Appellants urge, however, that the above-quoted provision of the statute was not intended to permit enlargement of a drainage district “* 6 * beyond what would be required for purposes of the district as originally constituted * * *” and that the trial judge lacked both jurisdiction and authority to enter the order in question. In support of this argument appellants cite three cases: People ex rel. King v. North Fork Outlet Drainage District, 331 Ill. 68, 162 N.E. 184; People ex rel. Clifton v. Swearingen, 273 Ill. 630,113 N.E. 166; and Westerhold v. Hale, 397 Ill. 567, 75 N.E.2d 27. These cases were decided under the provisions of section 58 of the Levee Act which contained essentially the same language as that above quoted from section 8 — 3 of the Illinois Drainage Code.

In Westerhold, supra, the Federal government, acting through the War Department undertook to construct flood control improvements. The Wood River Drainage and Levee District (as in the instant case) was required to purchase rights of way and maintain the structures after the work was completed. The lands annexed involved some 6500 owners. The supreme court affirmed the order of the county court which ordered the lands annexed. In its opinion the court, at page 574, stated:

“The court’s power to act in a proceeding under section 58 is limited to the purposes specified in the act. It provides a means whereby lands that are not within a drainage district but which will receive benefits from the work of the district may be annexed to and made a part of it. It is purely an annexation proceeding, and, as was held in People ex rel. King v. North Fork Outlet Drainage Dist. 331 Ill. 68, it cannot be construed as authorizing action which ivould enlarge the district and extend its work beyond what would be required to carry out the purposes of the district as originally constituted.” (Emphasis added.)

The emphasized portion of the quoted portion of the Westerhold opinion, it is argued, prohibited the entry of the order appealed from. We first note that the factual circumstances in Westerhold are very similar to *337those present here. People ex rel. King v. North Fork Outlet Drainage District, 331 Ill. 68, 162 N.E. 184, involved an attempt by the Commissioner to greatly enlarge the district just 5 years after its formation. The supreme court held that section 58 of the Levee Act did not permit a drainage district to construct a more extensive system of drains than necessary “* * * to properly drain the lands of the district as organized, with a view later to annex other territory * s *” and “* * * in anticipation of the annexation of other land to the district.” 331 Ill. 68, 74, 75.

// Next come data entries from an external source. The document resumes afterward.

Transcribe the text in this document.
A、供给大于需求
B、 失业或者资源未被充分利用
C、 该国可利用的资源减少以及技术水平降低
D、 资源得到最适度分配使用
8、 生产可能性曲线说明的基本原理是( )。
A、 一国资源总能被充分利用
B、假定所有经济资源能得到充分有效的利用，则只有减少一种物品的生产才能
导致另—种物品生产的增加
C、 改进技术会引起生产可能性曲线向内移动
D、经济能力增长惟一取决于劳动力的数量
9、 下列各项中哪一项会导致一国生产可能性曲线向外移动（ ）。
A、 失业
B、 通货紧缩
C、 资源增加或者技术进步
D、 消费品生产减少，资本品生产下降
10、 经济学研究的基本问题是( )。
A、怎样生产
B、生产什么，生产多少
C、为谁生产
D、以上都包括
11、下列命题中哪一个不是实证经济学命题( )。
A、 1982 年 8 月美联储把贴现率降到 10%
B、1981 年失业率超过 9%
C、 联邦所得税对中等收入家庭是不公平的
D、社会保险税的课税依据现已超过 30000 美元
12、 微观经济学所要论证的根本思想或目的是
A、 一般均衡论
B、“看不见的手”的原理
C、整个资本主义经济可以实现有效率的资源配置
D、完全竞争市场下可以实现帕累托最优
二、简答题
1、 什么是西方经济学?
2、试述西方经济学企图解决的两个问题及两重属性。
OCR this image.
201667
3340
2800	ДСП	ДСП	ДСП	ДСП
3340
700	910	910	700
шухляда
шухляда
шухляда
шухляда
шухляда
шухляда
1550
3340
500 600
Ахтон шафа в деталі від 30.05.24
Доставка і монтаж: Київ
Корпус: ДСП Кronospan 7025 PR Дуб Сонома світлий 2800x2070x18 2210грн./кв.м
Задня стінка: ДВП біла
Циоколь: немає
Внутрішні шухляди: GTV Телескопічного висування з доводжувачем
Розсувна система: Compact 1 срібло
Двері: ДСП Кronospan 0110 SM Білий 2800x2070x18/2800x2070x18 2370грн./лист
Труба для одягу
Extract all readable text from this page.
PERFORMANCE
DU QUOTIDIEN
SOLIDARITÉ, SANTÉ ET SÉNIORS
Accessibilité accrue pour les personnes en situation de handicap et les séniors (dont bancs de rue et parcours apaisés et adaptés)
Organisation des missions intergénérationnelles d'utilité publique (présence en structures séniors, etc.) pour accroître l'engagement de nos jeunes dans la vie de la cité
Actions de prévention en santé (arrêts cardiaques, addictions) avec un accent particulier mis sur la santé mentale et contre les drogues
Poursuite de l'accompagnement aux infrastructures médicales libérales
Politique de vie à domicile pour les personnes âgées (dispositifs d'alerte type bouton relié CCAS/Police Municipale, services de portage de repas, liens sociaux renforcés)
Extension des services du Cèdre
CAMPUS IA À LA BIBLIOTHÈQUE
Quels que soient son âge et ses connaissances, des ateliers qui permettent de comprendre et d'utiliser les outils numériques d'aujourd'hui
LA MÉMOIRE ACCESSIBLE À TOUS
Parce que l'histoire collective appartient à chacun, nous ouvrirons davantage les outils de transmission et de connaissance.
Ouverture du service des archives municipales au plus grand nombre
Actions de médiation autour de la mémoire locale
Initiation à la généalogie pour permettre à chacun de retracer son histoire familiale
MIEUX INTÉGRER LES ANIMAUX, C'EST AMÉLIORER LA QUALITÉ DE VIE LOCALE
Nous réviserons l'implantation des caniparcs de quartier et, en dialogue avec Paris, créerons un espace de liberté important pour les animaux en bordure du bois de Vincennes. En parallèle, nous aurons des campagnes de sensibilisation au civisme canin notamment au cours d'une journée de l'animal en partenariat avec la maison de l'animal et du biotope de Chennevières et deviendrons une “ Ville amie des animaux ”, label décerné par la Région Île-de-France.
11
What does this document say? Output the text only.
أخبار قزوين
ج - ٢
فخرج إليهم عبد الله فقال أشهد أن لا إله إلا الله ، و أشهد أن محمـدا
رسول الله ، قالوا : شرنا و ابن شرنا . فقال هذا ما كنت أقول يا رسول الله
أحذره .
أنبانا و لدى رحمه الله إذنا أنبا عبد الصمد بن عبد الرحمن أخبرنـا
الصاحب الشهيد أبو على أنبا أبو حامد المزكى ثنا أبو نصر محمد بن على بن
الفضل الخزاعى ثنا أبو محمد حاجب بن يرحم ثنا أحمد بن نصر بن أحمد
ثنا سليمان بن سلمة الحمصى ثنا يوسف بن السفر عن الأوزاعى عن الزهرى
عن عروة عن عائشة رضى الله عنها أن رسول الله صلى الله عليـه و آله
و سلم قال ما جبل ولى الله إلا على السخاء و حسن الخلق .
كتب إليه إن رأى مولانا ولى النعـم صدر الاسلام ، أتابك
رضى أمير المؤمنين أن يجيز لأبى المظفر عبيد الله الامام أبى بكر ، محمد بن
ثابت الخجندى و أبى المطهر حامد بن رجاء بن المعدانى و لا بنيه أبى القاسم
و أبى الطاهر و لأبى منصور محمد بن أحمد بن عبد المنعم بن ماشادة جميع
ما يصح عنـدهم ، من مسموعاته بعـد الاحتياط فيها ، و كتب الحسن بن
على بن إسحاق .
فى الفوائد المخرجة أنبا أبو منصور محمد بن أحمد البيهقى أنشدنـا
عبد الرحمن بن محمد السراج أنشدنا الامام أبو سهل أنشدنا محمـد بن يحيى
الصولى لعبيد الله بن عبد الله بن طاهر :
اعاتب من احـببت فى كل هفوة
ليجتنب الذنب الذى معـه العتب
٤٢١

In People ex rel. Clifton v. Swearingen, 273 Ill. 630, 113 N.E. 166, 22 land owners petitioned to organize a drainage district encompassing 3020 acres of land. An order allowing the petition was entered December 11, 1909. Within a period of approximately 2 years the Commissioners filed successive petitions to annex land which would have enlarged the district to an area in excess of 30,000 acres. The court, in holding that the additional lands could not be annexed, found that the original district had been formed “* * * with a view to organize a much larger district * * and that the proceedings “* * * show an attempt to organize the district by first organizing a small body of land as a nucleus, in the form of a district, and then, by adding other lands on complaint of the commissioners and against the will and protest of the added landowners, and after abandoning the first system of drainage, to expand the district to its intended dimensions, with suitable and sufficient drainage for the entire district.” 273 Ill. 630, 638, 639.

This record discloses no effort to circumvent the statute. The precise date of the organization of the Clear Creek Special Drainage District is not established. The parties agree, however, that it has been in existence for many years; it was apparently established between 50 and 70 years ago. It was clearly not organized as a “nucleus” around which to organize a larger district, nor was it formed “with a view later to annex other territory.”

The annexation in question is within the purview of the statute. The trial judge found that the lands sought to be annexed will be benefited by the work of the district. The judgment is affirmed.

Judgment affirmed.

SMITH, P. J., and TRAPP, J., concur.